Study on the load-following ability of HeXe cooled SMR with close Brayton cycle for renewable energy integration

Microgrids are vital for enhancing energy resilience and reliability, and the aim of carbon neutrality accelerates the integration of renewable energy. However, the variability of renewable energy and fluctuating demand present challenges to supply-load balance for renewable microgrids. This paper addresses the supply-load balance issues by integrating small modular reactors (SMRs) into renewable microgrids, developing load-following strategies, and evaluating transient performance under fluctuations. It presents a one-dimensional dynamic model of the Helium-Xenon cooled SMR with closed Brayton cycle (CBC) and transient simulations are conducted for three different control methods, to investigate the mechanisms and evaluate their characteristics and deficiencies.
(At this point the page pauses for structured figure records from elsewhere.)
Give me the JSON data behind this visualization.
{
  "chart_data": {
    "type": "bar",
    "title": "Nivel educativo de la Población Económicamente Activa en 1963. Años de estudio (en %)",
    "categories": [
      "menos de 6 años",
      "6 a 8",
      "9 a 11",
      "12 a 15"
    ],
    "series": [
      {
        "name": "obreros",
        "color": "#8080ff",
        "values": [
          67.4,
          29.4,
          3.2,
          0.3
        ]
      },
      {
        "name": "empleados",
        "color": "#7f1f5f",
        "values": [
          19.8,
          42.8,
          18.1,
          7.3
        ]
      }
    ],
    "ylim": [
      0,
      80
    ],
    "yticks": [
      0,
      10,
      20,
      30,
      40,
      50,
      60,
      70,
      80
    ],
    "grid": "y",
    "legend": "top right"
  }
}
Combined regulation strategies are proposed, and their effectiveness is proven. From the evaluation, inventory control performs better initially. The turbine bypass valve control is also a favorable choice, especially under strict safety requirements. Using load regulation combinations, the system demonstrates a quick and fluctuation-free load-following in 20 %/100s ramp change and the 20 % step change within a 10-s offset for 100%–0% full range, able to manage the variability and demand fluctuations of microgrids. The outcomes of this study confirm the load-following capability of the HeXe cooled SMRs and highlight the feasibility and effectiveness of integrating nuclear energy into renewable microgrids.